Hay algo que se publicita poco sobre la vida de Alejandra y que me ha sorprendido conocer. Si no he leído o comprendido mal, durante sus años de estancia en París, sufrió un aborto. En el caso de que hubiera tenido ese niño, creo que Pizarnik ya no hubiera sido la Pizarnik que conocemos todos. Cómo habría cambiado, qué condicionamiento hubiera transformado lo salvaje de su vivir. Pero nos es muy difícil, por no decir, imposible, imaginar a Pizarnik entregada a las necesidades y deberes de una vida maternal, verla inserta en esa “normalidad” , desempeñando el papel de madre…

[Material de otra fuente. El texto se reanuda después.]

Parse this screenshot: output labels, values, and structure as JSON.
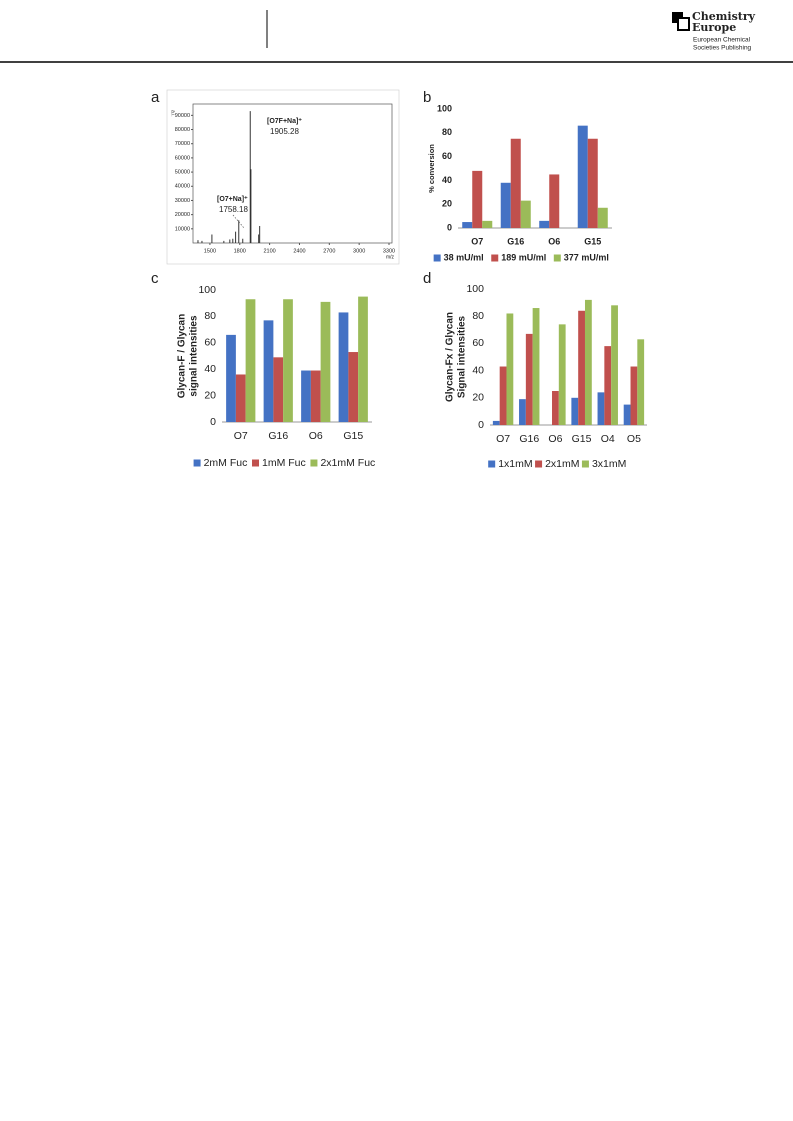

Subrayo la curiosidad literaria de alguna de sus observaciones críticas. Por ejemplo, lo que dice sobre Juan Ramón Jiménez es justo lo que yo he pensado siempre. Se trata de un poeta entregado obsesivamente a su mundo de sombras, sueños, azules y demás insomne repertorio simbolista-modernista. Pero, no llega a ser un gran poeta precisamente por ese carácter confuso, o lo es pero deja de serlo cuando naufraga en metafísicas rebosantes de  líricas especulaciones.

Los diarios de Pizarnik están surcados de anotaciones vibrantes sobre un cuerpo y una mente ávidos de belleza y plenitud, el cuerpo y la mente de la poeta. Aunque sus juicios literarios siempre sean agudos, lo que aquí más abunda es el registro de su convulsiva subjetividad y es importante recordar, en cuanto a la historicidad de ideas y sensibilidades, que estamos hablando  del sustancioso diario de una poeta.
 
He disfrutado mucho con la lectura de estos diarios, diarios que temía, prejuiciosamente, visitar. En algunos momentos muy precisos he sentido una gran empatía, yo diría, ternura, por la amanuense. Por ejemplo, cuando en una sesión, lee en público una generosa selección de sus “textos de humor”, producción que la autora valoraba como lo más propio suyo y lo mejor ejecutado, anota escuetamente: Nadie rió. Cómo comprendo la situación, pues he conocido, también en recitales, momentos de idéntica y lamentable desconexión.

Algunas de las anotaciones finales sobre sus intentos de suicidio- tentativas de ahorcamiento, asfixia- me golpean la cabeza como imágenes viles. Episodios tremendos, también, entre lo cómico y lo trágico, son sus luchas nocturnas con los vecinos. Yo desearía no perder de vista la sustancia del sujeto poético de estas líneas, la verdad profunda de la poeta que sueña porque aspira a que esa felicidad se cumpla de alguna manera y que podemos encontrar con intelectual pureza en este apunte: Yo sólo sería feliz en un mundo de esfinges. Sin palabras. Sólo la música, el vino y los ojos más intensos del universo contemplándome.